Embora ainda que continuasse, como lhe era de costume, sem saber o que fazer com suas próprias emoções e afetos, Eddie parecia ao menos admitir para si mesmo que garantir a existência de Sam havia se tornado mais importante do que qualquer coisa — inclusive seus próprios princípios de declarar morte a todo e qualquer Vampiro tantos anos antes, quando entrara para aquela vida de Caçador de Vampiros ainda tão jovem.
Já havia perdido um irmão naquela difícil missão que ambos haviam abraçado ainda adolescentes, o vira se perder sem nada poder fazer… …mas nunca pensara em parar, pois aquilo era tudo o que sabia fazer. E aquele submundo tão desconhecido e distante das pessoas comuns era o que o fazia reconhecer a si mesmo.
Sabia que o irmão perdido não o perdoaria se ele desistisse definitivamente de lutar, sejam quais fossem as circunstâncias. Haviam jurado lutar por verdade e justiça há muito tempo, ainda que fosse uma verdade conhecida por poucos e uma justiça oculta e por vezes cega. Juramento feito na mesma época em que Sam se juntara a eles com os mesmos ideais e uma afinidade quase instantânea, nutrida por Eddie desde os primeiros dias quando se conheceram. E desde então sempre haviam se ajudado, ate ali…

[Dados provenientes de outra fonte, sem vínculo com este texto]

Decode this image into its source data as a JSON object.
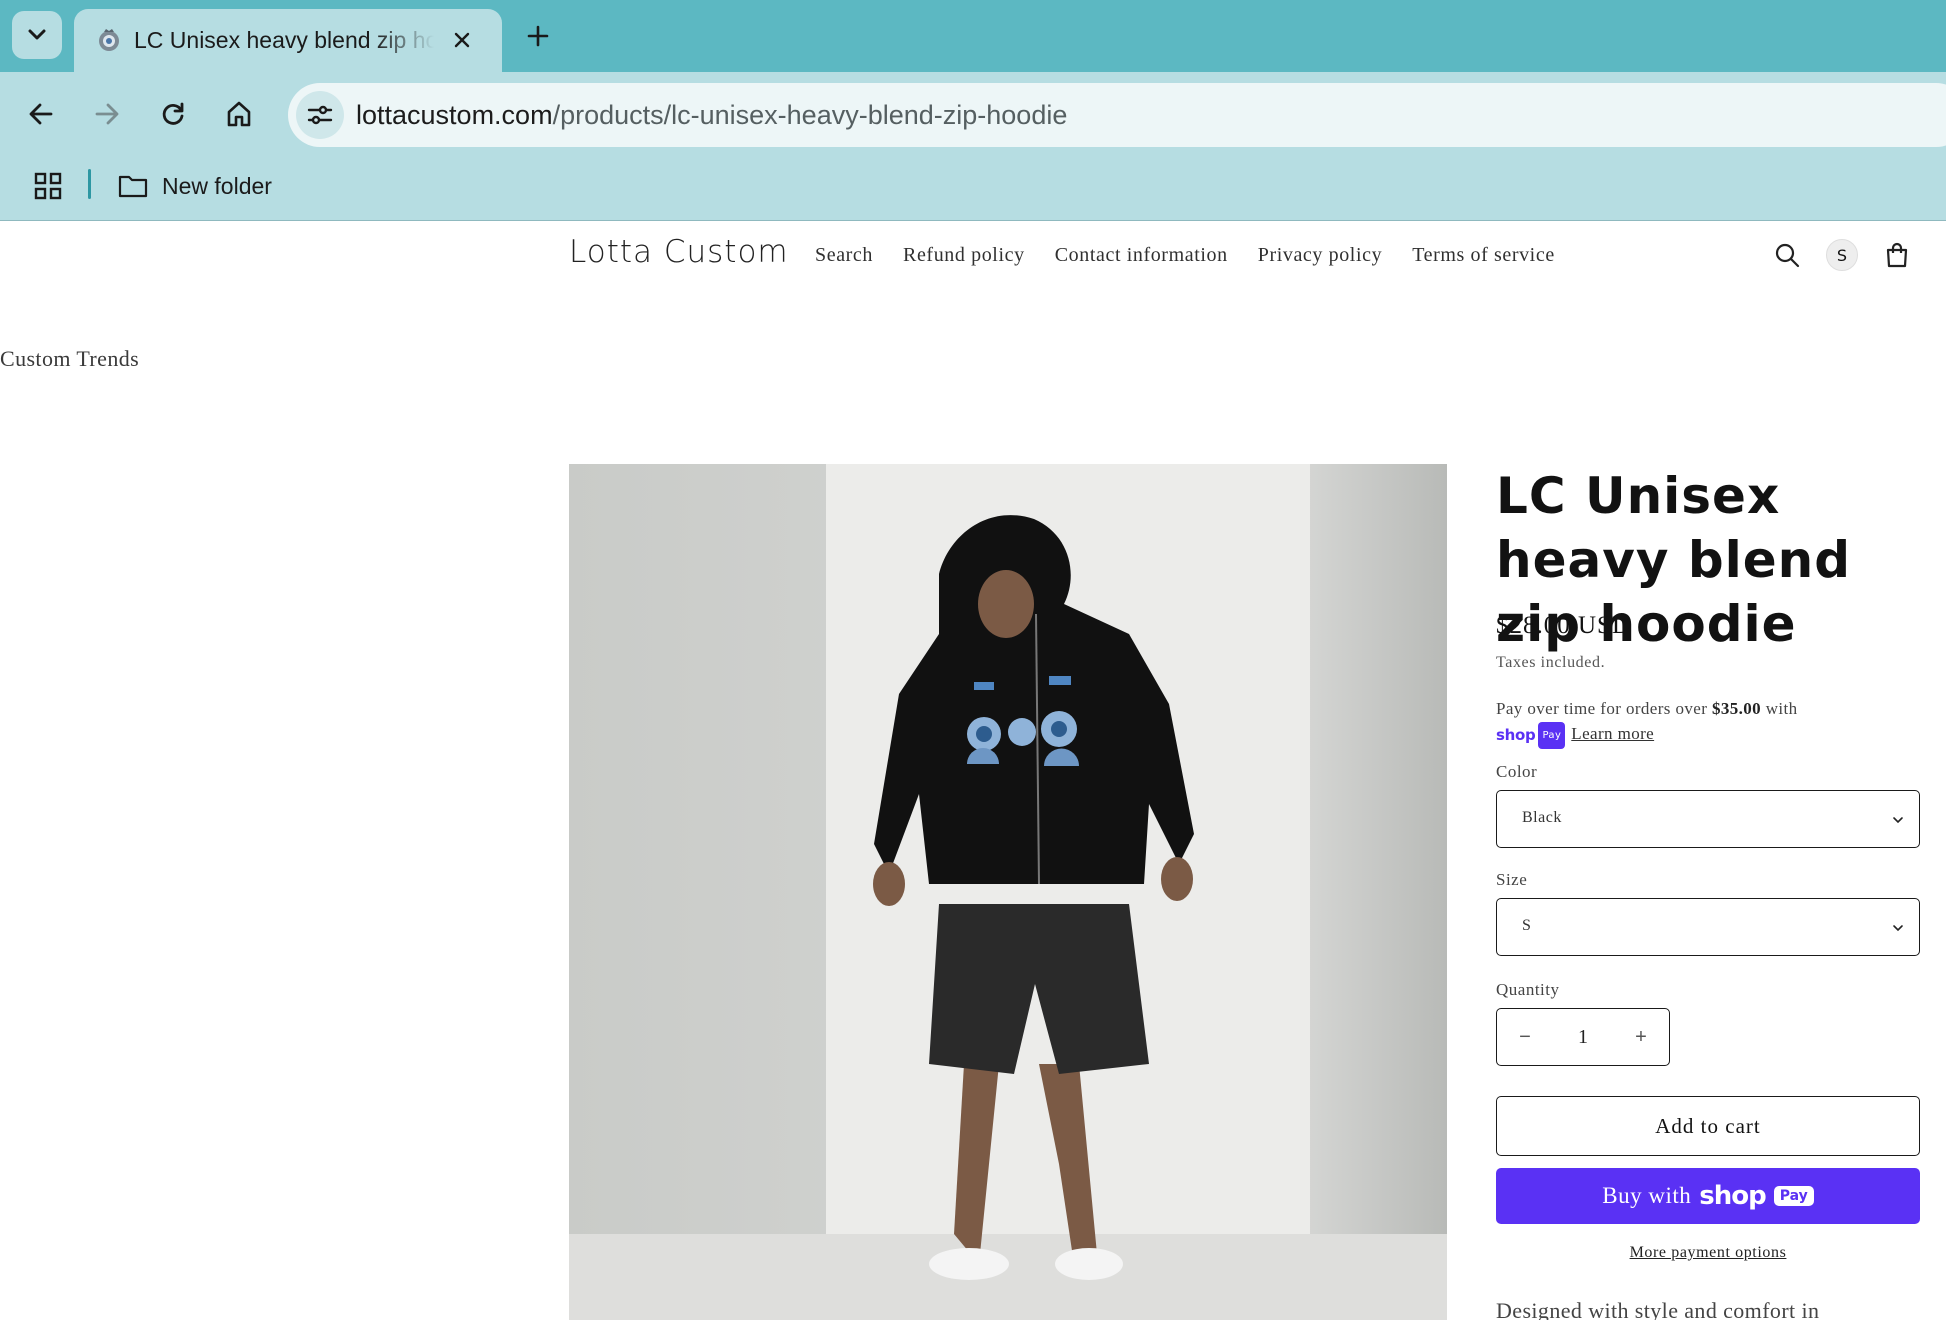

Até porque dali em diante quando Sam acordasse ambos seriam duas pessoas fadadas a uma mesma maldição, que teriam que aprender a conciliar com uma missão que ambos haviam abraçado ainda na empolgação idealista da tenra idade. Contudo, estariam agora compartilhando aquela sina juntos, em uma insólita estrada dividida entre dois mundos totalmente opostos. Entretanto teriam um ao outro… Talvez pela eternidade ou por quanto tempo durasse aquela parceria que sempre fluiria tão intensa e forte quanto aquele sangue que agora intrinsecamente os unia.